The core of the pledges announced that day is to build "five central districts, six metropolitan centers, and three major growth axes" along the GTX and metropolitan rail lines. The plan is to reorganize the existing three-core system centered on Jongno, Gangnam, and Yeouido into a five-core system by adding Cheongnyangni–Wangsimni and Sinchon–Hongdae.
First, Chong designated Cheongnyangni–Wangsimni as the key transportation and business hub in the northeastern area and linked it to the GTX-C axis that connects to Seongsu, Chang-dong, Sanggye, and Gangnam.
In particular, Chong said, "we will disperse business functions concentrated in Gangnam to the northeastern area," adding, "using the Wangsimni public institution relocation site and the Cheongnyangni rail yard, we will pursue a large-scale mixed-use development like 'Hudson Yards.'"
Chong also announced that the northwestern area would likewise be tied to GTX-A to connect Sinchon, Hongdae, Sangam, Susaek, and Yeonsinnae, and develop Sinchon–Hongdae as the fifth business district. He added that by using vacant commercial spaces and idle areas as bases for startups and production, he would turn it into "Asia's export base for the content and cultural industry."
As the final growth axis, Chong announced, "we will relaunch the Gangbuk transverse line to consolidate the universities clustered in Gangbuk into a single rail network." Chong emphasized, "if Gangnam grew with Line No. 2, Gangbuk will awaken with a university circulatory axis."
However, noting that "we can draw up plans, but execution is key," Chong proposed "Step-by-step Economic Vitality Zones" as a means to achieve this. He said the city would assess corporations' investment plans and growth potential to apply differentiated public-contribution rates and, in some cases, allow full exemptions for incentives. Chong argued, "this is a new system never tried domestically, but it is fully feasible within the current legal framework."
Even so, responding to budget concerns raised, Chong said, "this is not about injecting public funds but about making private investment concrete," adding, "we can find solutions within existing Seoul Metropolitan Government projects."
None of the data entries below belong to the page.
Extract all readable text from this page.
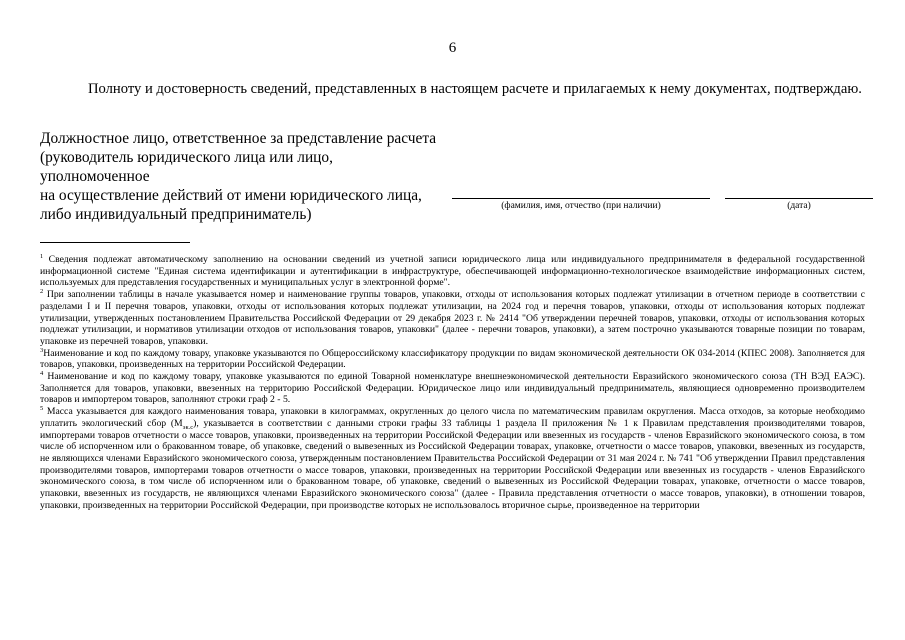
6

Полноту и достоверность сведений, представленных в настоящем расчете и прилагаемых к нему документах, подтверждаю.

Должностное лицо, ответственное за представление расчета
(руководитель юридического лица или лицо, уполномоченное
на осуществление действий от имени юридического лица,
либо индивидуальный предприниматель)	(фамилия, имя, отчество (при наличии)	(дата)

$^1$ Сведения подлежат автоматическому заполнению на основании сведений из учетной записи юридического лица или индивидуального предпринимателя в федеральной государственной информационной системе "Единая система идентификации и аутентификации в инфраструктуре, обеспечивающей информационно-технологическое взаимодействие информационных систем, используемых для представления государственных и муниципальных услуг в электронной форме".

$^2$ При заполнении таблицы в начале указывается номер и наименование группы товаров, упаковки, отходы от использования которых подлежат утилизации в отчетном периоде в соответствии с разделами I и II перечня товаров, упаковки, отходы от использования которых подлежат утилизации, на 2024 год и перечня товаров, упаковки, отходы от использования которых подлежат утилизации, утвержденных постановлением Правительства Российской Федерации от 29 декабря 2023 г. № 2414 "Об утверждении перечней товаров, упаковки, отходы от использования которых подлежат утилизации, и нормативов утилизации отходов от использования товаров, упаковки" (далее - перечни товаров, упаковки), а затем построчно указываются товарные позиции по товарам, упаковке из перечней товаров, упаковки.

$^3$Наименование и код по каждому товару, упаковке указываются по Общероссийскому классификатору продукции по видам экономической деятельности ОК 034-2014 (КПЕС 2008). Заполняется для товаров, упаковки, произведенных на территории Российской Федерации.

$^4$ Наименование и код по каждому товару, упаковке указываются по единой Товарной номенклатуре внешнеэкономической деятельности Евразийского экономического союза (ТН ВЭД ЕАЭС). Заполняется для товаров, упаковки, ввезенных на территорию Российской Федерации. Юридическое лицо или индивидуальный предприниматель, являющиеся одновременно производителем товаров и импортером товаров, заполняют строки граф 2 - 5.

$^5$ Масса указывается для каждого наименования товара, упаковки в килограммах, округленных до целого числа по математическим правилам округления. Масса отходов, за которые необходимо уплатить экологический сбор $(M_{эк.с})$, указывается в соответствии с данными строки графы 33 таблицы 1 раздела II приложения № 1 к Правилам представления производителями товаров, импортерами товаров отчетности о массе товаров, упаковки, произведенных на территории Российской Федерации или ввезенных из государств - членов Евразийского экономического союза, в том числе об испорченном или о бракованном товаре, об упаковке, сведений о вывезенных из Российской Федерации товарах, упаковке, отчетности о массе товаров, упаковки, ввезенных из государств, не являющихся членами Евразийского экономического союза, утвержденным постановлением Правительства Российской Федерации от 31 мая 2024 г. № 741 "Об утверждении Правил представления производителями товаров, импортерами товаров отчетности о массе товаров, упаковки, произведенных на территории Российской Федерации или ввезенных из государств - членов Евразийского экономического союза, в том числе об испорченном или о бракованном товаре, об упаковке, сведений о вывезенных из Российской Федерации товарах, упаковке, отчетности о массе товаров, упаковки, ввезенных из государств, не являющихся членами Евразийского экономического союза" (далее - Правила представления отчетности о массе товаров, упаковки), в отношении товаров, упаковки, произведенных на территории Российской Федерации, при производстве которых не использовалось вторичное сырье, произведенное на территории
Chong answered similarly to concerns that the pledges could intensify concentration in Seoul and clash with the government's balanced development policy. Chong emphasized, "as administrative functions are transferred to the administrative capital Sejong and with full government support the provinces are expected to achieve industrial growth, Seoul receives little government support," adding, "Seoul must, on its own, lift the national economic growth rate."
Chong then cited Seoul's real GDP growth rate as an example. Chong said, "as of 2024, Seoul's GRDP growth rate is in the 1% range, only about half the national average," adding, "we will raise the Republic of Korea's economic growth rate that Seoul is dragging down."